As mentioned the message above seems to suggest that it negotiated a TLS connection successfully. If anything fails you should get a reason.

My SMTP servers don't happen to support 1.3 yet (they're still on 11.x branch), but I wouldn't expect clients to start failing once I upgrade. They'll either use 1.3 if they support it or negotiate 1.2/1.1 otherwise. You client should be negotiating a version it supports (unless you've limited Postfix to just 1.3 - but in that case I'd expect the connection to fail to negotiate completely rather than appear to negotiate 1.3 but not send the email)

What client MUA and OS do you use to send e-mail using TLSv1.3 ?
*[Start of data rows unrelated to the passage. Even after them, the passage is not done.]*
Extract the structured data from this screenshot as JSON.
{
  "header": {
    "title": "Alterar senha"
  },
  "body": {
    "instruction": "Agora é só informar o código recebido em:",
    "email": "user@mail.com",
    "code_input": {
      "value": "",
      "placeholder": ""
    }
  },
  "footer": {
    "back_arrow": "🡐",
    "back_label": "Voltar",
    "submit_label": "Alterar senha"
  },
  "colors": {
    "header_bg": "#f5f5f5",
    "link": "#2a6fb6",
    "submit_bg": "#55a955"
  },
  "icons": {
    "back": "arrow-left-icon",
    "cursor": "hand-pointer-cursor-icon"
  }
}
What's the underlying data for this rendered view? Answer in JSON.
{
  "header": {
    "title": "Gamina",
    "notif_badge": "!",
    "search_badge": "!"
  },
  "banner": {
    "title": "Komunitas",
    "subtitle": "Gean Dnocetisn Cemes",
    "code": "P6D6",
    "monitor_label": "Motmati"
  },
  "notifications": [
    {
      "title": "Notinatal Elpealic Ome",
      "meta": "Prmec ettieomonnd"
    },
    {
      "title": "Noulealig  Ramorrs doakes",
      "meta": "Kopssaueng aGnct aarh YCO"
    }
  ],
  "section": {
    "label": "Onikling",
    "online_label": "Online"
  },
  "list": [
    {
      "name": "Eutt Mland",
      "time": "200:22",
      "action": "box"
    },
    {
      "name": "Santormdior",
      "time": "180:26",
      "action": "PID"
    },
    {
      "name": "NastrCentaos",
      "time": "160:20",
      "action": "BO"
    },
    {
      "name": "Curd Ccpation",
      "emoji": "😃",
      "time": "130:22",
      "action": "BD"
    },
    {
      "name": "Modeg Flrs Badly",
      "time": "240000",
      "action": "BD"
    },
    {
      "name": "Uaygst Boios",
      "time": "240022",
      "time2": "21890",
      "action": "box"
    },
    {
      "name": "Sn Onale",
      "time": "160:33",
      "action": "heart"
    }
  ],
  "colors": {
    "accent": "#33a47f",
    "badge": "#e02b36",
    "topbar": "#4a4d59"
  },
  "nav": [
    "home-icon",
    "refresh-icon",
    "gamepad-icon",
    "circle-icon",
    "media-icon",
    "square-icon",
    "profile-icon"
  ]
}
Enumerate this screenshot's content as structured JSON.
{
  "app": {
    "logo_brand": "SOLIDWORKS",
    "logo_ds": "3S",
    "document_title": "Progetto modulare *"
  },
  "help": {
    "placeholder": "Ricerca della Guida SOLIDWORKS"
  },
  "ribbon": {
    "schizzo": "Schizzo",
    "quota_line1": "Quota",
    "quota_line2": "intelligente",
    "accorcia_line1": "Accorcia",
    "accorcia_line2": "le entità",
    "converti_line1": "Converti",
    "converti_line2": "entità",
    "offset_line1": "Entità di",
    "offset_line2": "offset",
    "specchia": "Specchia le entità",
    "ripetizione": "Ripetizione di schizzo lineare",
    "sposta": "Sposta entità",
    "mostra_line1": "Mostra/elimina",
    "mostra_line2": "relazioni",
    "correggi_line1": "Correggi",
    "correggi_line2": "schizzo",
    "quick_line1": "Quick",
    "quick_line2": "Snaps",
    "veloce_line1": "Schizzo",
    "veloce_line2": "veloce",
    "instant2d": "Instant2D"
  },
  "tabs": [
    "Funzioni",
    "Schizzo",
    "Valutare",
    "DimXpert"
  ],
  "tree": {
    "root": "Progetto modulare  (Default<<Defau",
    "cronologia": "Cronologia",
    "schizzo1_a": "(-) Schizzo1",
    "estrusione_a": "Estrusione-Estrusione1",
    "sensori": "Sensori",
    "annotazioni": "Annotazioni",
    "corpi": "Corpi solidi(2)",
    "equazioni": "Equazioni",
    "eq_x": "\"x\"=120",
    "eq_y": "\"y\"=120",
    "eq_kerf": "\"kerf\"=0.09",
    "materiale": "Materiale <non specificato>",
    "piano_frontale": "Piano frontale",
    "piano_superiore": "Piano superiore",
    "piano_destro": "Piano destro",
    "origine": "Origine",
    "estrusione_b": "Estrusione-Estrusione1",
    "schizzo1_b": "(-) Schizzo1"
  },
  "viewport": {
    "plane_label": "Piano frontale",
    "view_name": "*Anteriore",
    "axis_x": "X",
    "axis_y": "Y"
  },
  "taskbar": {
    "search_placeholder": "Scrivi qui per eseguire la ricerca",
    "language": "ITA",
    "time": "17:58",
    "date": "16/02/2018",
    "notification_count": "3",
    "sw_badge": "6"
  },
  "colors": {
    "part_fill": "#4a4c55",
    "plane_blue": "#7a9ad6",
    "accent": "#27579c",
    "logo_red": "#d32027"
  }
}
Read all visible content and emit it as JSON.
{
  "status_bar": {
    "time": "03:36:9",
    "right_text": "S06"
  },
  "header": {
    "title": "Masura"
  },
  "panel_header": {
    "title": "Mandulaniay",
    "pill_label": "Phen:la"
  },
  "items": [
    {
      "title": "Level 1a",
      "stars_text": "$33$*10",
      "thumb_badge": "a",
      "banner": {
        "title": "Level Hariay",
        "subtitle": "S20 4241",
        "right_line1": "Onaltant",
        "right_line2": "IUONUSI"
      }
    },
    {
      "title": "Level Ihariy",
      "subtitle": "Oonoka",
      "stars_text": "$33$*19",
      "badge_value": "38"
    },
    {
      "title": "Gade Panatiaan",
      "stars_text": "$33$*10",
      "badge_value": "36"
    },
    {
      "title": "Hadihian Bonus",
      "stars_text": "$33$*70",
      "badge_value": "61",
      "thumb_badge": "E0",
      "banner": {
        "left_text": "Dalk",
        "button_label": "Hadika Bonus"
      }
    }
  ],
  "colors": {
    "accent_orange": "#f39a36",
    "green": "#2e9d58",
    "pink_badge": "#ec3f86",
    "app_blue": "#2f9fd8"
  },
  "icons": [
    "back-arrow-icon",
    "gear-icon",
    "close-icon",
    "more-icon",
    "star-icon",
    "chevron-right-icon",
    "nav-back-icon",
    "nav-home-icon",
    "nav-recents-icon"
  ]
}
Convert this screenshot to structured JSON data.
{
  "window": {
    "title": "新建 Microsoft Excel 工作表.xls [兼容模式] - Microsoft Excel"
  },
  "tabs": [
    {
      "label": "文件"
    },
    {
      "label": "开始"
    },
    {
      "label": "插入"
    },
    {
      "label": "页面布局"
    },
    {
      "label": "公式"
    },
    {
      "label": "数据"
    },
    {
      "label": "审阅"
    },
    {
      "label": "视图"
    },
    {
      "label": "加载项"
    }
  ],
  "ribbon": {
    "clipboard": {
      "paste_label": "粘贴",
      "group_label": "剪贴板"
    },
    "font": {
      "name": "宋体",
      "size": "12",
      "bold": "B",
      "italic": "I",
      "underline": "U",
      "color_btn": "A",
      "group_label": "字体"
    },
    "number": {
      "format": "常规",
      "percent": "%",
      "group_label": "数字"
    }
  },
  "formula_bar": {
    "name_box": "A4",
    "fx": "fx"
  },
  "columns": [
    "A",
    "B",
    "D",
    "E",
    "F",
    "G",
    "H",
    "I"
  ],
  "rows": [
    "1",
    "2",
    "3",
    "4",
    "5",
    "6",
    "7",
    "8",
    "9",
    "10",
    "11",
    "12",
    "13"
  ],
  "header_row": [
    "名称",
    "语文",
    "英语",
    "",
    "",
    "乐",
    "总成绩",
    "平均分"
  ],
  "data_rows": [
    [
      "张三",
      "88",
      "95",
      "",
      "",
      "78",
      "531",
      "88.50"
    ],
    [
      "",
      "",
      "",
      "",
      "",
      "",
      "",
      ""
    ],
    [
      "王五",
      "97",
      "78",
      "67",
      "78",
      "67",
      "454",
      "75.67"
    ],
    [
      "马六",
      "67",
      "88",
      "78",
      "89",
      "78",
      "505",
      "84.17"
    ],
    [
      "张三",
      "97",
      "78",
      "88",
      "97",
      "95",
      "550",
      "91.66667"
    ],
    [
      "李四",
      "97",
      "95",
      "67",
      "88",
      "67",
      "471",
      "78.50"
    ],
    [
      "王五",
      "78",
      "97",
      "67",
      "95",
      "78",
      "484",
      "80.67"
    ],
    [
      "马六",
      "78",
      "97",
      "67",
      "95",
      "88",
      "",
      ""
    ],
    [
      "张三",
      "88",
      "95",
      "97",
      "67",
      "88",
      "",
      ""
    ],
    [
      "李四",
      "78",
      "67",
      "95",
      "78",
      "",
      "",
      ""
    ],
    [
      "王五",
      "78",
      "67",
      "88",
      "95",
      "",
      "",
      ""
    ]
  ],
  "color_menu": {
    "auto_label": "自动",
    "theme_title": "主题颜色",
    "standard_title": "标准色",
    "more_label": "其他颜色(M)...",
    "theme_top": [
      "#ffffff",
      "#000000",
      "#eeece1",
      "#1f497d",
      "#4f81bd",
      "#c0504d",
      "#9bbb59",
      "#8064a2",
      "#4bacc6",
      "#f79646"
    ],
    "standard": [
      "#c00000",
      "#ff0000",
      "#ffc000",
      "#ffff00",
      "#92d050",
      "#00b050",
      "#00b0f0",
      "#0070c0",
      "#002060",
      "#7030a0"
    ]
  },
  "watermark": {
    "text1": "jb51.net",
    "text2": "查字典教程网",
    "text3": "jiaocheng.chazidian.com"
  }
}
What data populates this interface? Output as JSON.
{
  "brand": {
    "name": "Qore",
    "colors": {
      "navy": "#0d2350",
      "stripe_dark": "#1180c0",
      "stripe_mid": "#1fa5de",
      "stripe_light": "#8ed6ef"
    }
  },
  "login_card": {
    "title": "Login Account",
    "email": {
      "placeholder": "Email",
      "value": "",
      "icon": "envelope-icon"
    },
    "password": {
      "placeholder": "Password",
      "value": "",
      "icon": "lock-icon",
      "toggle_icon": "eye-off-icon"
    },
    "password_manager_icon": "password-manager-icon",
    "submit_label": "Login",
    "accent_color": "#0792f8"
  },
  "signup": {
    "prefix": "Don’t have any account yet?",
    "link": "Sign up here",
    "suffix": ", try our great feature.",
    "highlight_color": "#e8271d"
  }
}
In all honesty I don't get the obsession with 1.3. It's still a new standard that's not supported that widely, and there isn't anyone that is currently requiring more than 1.2, even in high security environments. I wouldn't jump through hoops trying to find a specific client or OS for it. I suspect most people on here are using the client they prefer, regardless of the TLS version it uses.

 

[IPTRACE]

On the client timeout (even if I set 10 minutes delay to send) on the server connection closed by the client.
The problem is I have one MUA Windows10Home+Outlook from Office 365 that starts negotiating TLSv1.3 even I do not see any information about this protocol in Windows system configuration.

The weird thing is that after several hours such e-mail is sent using TLSv1.3, example after 30 attempts.